# tail/nosepress



## Guest (Feb 11, 2008)

Hi everyone! I have been trying to do tailpress but without success. I can make the front of the board to lift but it comes down very quickly. what should I do to hold it in position? thanks for help!


----------



## Guest (Feb 11, 2008)

Maybe I can give some help (I just succeeded in tailslides).
What helped me allot was first lifting up your rear feet and pressing it back rather hard (while lifting your front foot up slightly), this makes your front foot going up even higher, and so (logically) does the nose of yr board(depends on how hard you press yr backfoot down off course). 

Once you succeeded in this (it's not hard at all), the next step is to jump and then do a tail slide, but this is allot more difficult (did n`t managed to do that myself, yet  )

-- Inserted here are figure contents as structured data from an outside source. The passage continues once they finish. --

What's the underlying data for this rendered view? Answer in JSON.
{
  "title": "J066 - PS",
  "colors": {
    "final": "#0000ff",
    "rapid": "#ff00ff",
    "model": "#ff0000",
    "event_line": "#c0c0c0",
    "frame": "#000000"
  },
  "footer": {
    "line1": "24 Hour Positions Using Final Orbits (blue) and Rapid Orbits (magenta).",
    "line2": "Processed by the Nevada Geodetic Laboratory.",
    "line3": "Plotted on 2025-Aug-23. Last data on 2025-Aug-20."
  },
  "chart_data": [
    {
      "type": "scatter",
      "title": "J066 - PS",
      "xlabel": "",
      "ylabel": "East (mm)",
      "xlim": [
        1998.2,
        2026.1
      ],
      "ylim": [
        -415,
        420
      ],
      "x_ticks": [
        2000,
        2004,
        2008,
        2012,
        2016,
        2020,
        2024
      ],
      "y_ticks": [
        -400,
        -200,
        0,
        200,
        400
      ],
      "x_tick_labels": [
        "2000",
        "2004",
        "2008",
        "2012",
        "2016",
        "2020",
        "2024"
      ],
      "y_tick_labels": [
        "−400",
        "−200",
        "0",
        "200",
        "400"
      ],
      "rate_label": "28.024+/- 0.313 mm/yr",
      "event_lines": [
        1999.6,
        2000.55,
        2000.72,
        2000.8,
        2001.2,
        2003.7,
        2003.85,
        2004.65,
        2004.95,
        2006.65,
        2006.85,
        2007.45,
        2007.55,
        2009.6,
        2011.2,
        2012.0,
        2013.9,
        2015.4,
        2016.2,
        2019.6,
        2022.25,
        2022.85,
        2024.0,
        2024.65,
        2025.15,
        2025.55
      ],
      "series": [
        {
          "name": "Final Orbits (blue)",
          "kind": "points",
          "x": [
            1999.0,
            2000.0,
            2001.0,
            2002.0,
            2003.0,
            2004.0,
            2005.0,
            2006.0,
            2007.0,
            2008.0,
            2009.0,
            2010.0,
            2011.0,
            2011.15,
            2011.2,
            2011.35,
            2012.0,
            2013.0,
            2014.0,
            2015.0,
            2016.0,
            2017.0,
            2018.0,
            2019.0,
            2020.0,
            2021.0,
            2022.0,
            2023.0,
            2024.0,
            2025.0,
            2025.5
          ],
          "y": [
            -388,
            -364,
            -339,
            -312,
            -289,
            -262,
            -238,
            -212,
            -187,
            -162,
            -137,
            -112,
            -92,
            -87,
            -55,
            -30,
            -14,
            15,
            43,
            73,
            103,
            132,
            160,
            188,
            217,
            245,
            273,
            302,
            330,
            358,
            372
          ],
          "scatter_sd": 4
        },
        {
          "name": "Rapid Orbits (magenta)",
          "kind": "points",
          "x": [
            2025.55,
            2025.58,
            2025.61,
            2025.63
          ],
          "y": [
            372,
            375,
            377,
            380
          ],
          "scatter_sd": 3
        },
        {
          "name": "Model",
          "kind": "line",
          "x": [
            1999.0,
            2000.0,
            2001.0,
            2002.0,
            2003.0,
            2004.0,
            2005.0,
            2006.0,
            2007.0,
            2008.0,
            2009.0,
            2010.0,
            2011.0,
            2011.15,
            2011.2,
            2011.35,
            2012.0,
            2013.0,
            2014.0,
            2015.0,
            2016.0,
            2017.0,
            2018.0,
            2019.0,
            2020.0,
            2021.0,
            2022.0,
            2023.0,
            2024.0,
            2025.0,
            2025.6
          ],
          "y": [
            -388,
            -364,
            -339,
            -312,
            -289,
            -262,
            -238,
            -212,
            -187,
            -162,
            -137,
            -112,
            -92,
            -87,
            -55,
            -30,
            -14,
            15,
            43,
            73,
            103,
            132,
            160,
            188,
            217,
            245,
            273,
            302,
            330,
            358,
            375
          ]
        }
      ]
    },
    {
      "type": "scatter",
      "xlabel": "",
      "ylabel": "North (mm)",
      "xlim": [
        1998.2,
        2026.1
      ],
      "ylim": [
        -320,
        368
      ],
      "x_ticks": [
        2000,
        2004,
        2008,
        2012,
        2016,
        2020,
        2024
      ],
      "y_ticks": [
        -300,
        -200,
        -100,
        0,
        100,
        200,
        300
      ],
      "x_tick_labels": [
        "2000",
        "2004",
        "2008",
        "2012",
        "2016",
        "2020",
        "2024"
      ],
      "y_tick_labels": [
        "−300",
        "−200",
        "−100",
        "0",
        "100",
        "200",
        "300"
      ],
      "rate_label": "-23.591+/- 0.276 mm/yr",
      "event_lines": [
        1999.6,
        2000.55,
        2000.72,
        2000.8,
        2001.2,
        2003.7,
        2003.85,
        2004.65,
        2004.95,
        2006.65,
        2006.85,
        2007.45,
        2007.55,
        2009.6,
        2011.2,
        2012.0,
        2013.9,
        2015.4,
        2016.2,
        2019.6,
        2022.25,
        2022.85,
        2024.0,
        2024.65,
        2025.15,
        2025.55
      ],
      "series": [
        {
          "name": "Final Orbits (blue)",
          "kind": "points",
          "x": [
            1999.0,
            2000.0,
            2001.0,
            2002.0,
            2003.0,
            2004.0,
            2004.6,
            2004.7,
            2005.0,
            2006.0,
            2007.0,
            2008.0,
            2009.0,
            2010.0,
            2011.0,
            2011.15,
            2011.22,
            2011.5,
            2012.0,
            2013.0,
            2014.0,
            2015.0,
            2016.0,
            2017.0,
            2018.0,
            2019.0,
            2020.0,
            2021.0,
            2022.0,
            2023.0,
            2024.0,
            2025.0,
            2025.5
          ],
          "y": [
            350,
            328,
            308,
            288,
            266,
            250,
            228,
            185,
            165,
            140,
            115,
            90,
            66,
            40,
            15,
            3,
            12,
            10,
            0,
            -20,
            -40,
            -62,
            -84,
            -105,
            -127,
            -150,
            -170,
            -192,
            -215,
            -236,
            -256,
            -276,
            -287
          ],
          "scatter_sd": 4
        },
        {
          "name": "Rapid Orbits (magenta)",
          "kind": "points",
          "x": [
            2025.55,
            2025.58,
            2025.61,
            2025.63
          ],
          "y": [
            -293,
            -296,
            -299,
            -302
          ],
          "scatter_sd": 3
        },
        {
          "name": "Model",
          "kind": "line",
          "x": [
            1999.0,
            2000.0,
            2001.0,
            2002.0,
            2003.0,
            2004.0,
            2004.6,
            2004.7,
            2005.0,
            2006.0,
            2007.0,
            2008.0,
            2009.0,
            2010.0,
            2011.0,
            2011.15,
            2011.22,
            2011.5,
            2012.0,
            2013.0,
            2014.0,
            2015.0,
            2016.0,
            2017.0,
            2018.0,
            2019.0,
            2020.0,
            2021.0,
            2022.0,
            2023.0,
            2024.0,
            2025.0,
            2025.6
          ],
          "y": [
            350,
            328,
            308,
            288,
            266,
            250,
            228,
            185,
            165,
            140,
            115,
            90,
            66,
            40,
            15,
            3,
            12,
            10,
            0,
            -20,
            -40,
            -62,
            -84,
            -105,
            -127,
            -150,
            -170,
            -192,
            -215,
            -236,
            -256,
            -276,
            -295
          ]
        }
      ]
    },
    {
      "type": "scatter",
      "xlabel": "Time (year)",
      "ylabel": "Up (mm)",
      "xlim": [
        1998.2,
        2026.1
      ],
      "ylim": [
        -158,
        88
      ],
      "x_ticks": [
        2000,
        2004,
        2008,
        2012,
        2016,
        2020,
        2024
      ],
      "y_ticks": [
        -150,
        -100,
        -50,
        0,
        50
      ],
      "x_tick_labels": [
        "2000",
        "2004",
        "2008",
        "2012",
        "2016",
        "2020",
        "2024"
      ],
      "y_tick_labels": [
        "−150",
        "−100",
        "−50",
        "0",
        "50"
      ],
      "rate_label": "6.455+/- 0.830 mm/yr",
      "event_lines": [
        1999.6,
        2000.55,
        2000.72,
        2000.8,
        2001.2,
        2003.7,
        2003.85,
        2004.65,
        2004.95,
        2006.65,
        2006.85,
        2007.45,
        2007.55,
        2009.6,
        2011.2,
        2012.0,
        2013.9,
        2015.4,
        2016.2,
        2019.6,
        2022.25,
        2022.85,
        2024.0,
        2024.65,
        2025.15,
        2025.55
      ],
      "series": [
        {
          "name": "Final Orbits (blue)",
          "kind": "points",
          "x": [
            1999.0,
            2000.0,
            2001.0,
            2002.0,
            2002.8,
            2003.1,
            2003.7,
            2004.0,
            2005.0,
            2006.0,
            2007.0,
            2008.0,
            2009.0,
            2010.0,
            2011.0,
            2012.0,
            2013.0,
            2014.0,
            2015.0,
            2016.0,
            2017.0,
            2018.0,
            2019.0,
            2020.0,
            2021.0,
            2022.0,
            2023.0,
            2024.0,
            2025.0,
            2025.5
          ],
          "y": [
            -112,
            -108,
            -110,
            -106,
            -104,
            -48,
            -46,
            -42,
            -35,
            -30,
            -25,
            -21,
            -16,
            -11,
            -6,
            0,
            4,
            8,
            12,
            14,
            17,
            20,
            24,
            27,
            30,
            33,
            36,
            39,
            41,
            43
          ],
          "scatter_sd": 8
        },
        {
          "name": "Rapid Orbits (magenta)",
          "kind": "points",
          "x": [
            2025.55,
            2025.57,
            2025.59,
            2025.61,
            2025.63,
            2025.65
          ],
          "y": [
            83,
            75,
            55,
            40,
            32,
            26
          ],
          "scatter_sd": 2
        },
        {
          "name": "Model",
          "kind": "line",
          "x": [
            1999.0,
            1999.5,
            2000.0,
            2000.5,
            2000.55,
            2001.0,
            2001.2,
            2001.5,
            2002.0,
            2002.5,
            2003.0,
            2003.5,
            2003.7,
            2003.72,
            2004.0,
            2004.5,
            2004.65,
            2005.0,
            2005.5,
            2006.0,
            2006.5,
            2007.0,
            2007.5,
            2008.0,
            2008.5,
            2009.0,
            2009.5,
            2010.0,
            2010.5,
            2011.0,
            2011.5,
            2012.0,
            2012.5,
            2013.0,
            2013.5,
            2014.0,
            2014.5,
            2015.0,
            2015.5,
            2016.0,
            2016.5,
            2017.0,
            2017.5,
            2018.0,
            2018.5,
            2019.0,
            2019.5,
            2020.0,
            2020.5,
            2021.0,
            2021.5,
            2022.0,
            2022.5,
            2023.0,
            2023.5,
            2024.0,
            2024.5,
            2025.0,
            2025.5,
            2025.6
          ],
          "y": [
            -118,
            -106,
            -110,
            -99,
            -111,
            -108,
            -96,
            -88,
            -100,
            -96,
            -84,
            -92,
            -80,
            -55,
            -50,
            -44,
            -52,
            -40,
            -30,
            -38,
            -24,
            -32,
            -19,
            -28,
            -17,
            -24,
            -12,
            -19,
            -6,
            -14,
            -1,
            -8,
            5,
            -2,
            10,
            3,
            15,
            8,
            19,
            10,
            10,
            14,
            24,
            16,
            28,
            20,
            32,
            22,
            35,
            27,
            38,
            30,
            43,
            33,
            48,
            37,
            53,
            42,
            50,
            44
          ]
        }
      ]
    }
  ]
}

But as snowolf pointed out, you can`t do this when your board is too stiff.


----------



## Guest (Feb 11, 2008)

thanks, I will try this next time I go on snow. I have this board Nitro Snowboards | TEAM ART ATTACK WIDE 162


----------



## Phenom (Dec 15, 2007)

I can do a good tail press for a long time by reaching down with my back hand and grabbing my tail end then lifting up the nose. Grabbing the tail forces you to keep your weight back and helps with balance


----------



## Guest (Nov 2, 2008)

I have also been trying nose and tail presses before the season starts so i will breathe new life into this thread once again and hope it gets going for both of our sake's. . . when practicing tail presses inside my house i usualy do a nollie and then lean all they way back onto the tail, i find that this actaully gets me onto the tail of the board and not just leaning over the back binding. . . NOW i will ask for help, what advice can any of you guys give me on nollie-ing into presses, or ollie/nollie out of presses i have a lot of trouble there, hope i can get some advice and thanks in advance!


----------



## Guest (Nov 4, 2008)

actually snow wolf you answered just about every question i had. . THANK YOU!


----------